There is no single specific diagnostic tool used to diagnose sarcoidosis.  It can be difficult to diagnose as the symptoms and laboratory results can occur in other diseases, and may mimic other disorders.  The primary tools used to diagnose sarcoidosis may include:

Medical history and physical exam to look for signs of sarcoidosis and to eliminate the possibility of other diseases. 

Chest X-rays to look for enlarged lymph nodes, small round spots, or cloudiness in the lungs.

Pulmonary function tests to assess how well the lungs are working.

Bronchoscopy to inspect the bronchial tubes and to take a tissue biopsy to look for granulomas, and to rule out infection.  During a bronchoscopy, a small tube is passed down the windpipe and into the airways of the lungs.

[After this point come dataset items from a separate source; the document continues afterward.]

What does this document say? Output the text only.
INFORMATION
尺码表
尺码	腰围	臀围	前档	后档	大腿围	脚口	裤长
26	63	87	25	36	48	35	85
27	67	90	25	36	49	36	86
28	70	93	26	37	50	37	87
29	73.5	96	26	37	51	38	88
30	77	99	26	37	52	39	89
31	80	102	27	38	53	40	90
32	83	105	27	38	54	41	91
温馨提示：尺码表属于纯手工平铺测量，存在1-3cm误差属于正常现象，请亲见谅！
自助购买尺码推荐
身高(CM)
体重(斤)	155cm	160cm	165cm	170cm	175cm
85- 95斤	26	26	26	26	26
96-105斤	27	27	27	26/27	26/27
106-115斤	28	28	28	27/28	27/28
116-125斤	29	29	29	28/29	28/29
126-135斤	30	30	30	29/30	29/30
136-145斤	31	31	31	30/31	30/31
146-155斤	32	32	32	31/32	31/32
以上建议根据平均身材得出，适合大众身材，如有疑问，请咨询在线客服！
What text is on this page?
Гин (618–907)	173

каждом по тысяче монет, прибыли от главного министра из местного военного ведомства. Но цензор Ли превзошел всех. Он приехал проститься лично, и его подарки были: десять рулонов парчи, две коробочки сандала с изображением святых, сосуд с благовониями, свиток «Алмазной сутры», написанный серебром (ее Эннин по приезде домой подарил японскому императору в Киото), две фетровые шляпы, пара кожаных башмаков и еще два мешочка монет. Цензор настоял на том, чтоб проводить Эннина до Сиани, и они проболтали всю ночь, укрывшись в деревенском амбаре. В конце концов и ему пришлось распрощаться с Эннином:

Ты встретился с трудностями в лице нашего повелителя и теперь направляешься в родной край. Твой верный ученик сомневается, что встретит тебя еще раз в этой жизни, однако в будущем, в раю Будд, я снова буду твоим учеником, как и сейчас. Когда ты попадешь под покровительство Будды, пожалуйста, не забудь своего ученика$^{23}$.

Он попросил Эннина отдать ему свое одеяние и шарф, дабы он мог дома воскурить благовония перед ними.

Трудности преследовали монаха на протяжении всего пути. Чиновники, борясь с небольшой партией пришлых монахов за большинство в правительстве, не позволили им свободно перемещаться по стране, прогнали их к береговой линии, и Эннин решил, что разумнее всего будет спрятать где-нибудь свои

An eye exam to look at the inside of the eye for any signs of sarcoidosis.  

Blood tests to measure any unusual changes in the liver and kidney function.

A CT scan to identify any enlarged lymph nodes or scarring in the lungs that may not appear in a regular chest X-ray.

A Gallium scan to verify the presence of sarcoidosis in many organs.

Positron emission tomography (PET) scan or magnetic resonance imaging (MRI) to determine if the heart or central nervous system have been affected by sarcoidosis.

An electrocardiogram (EKG) to record the electrical activity of the heart, shows how regularly the heart beats, and determine if there is any strain on the heart.

Biopsies of a small sample of tissue may be taken from a part of the body to look for granulomas if it is believed to be affected by sarcoidosis.